Laravel 3 - how to securely store user's data in ubuntu server [closed]

Question

Closed. This question does not meet Stack Overflow guidelines. It is not currently accepting answers.

---

This question does not appear to be about a specific programming problem, a software algorithm, or software tools primarily used by programmers. If you believe the question would be on-topic on another Stack Exchange site, you can leave a comment to explain where the question may be able to be answered.

Closed 8 years ago.

Improve this question

In my web application, a user can upload their profile picture. They can sell their mobile online, so they can also upload images of their mobile, but if I store profile picture and mobile photos in mylaravel-app/public/(css js images user-photos) then every other user can see those photos as well.

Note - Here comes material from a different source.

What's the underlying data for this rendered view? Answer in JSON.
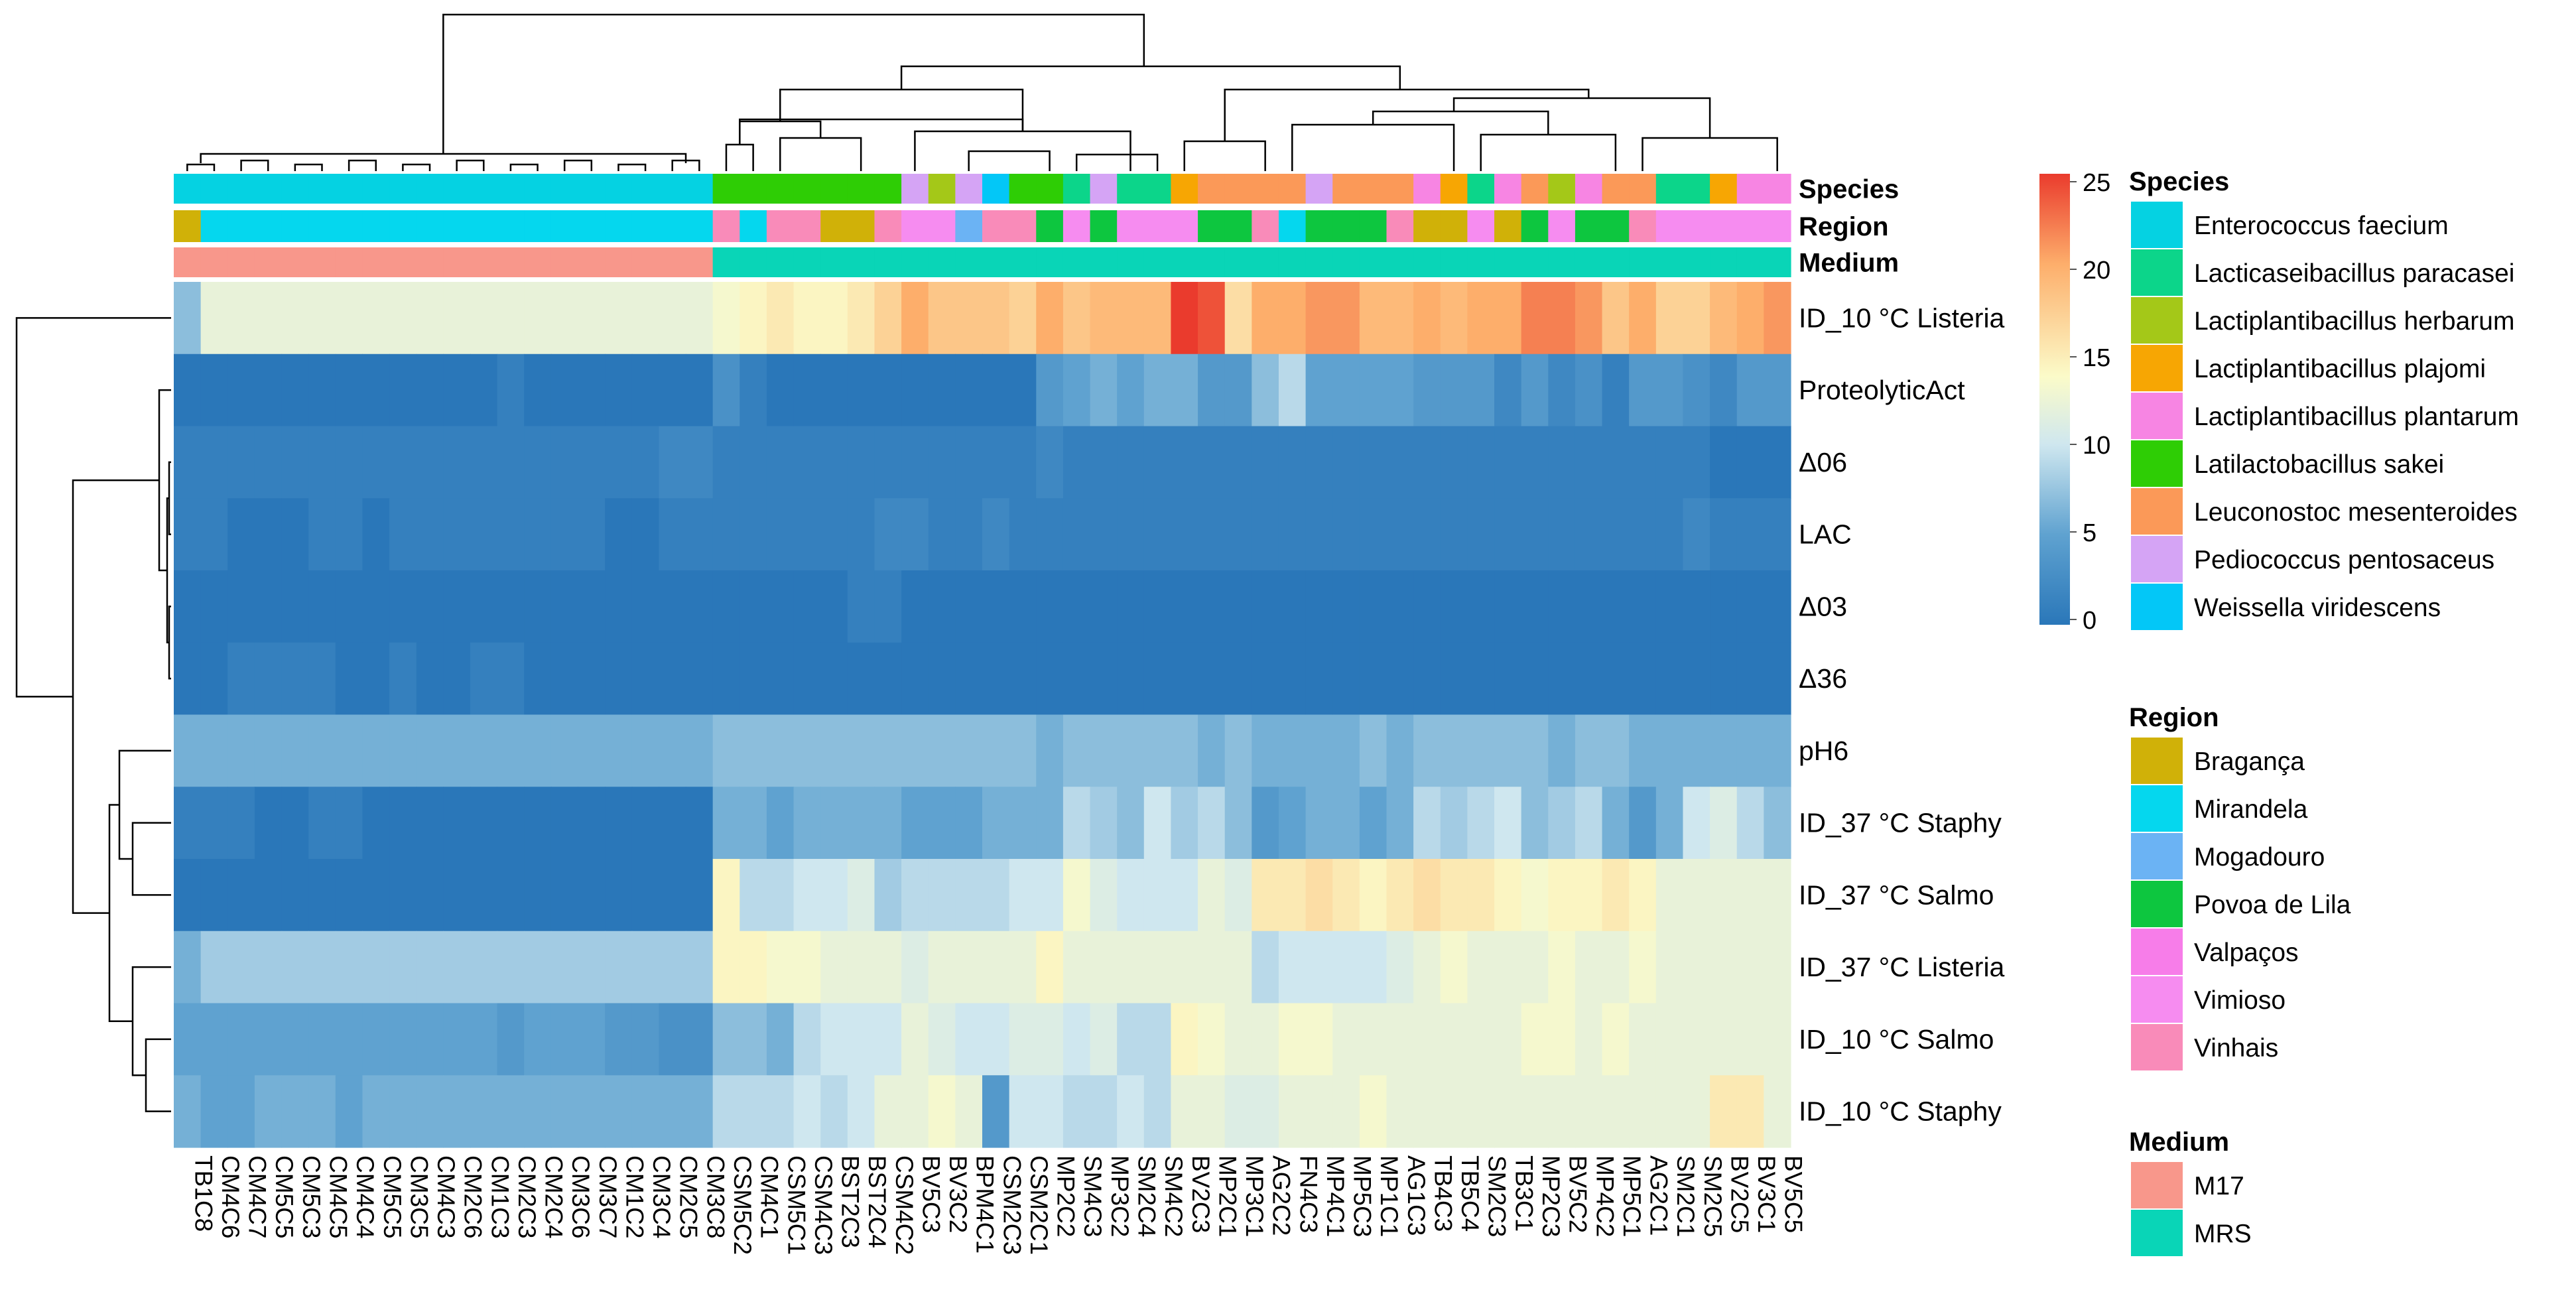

How should I store the photo in another directory so that only the user can see only their photos, and also user must not be able to see whole directory of photos from url like:

      `site.com/photos (whole directory is exposed )` 

Answer 1

One way to do this would be to give each user their own folder for photos, so if a user id was 1, their directory would be mylaravel-app/public/photos/userid, then put the user id that matches up with the photos in a separate table in the database. You can also chmod the folder so only the application can access the photo directory. Here is an article for that: File Permissions

Answer 2

You could store it in the database along with metadata like who owns it and other permissions and make a page that pulls the photo from the database, checking to make sure that the user accessing it is able to. You can use .htaccess to make the page look like a directory accepting the image name as a parameter.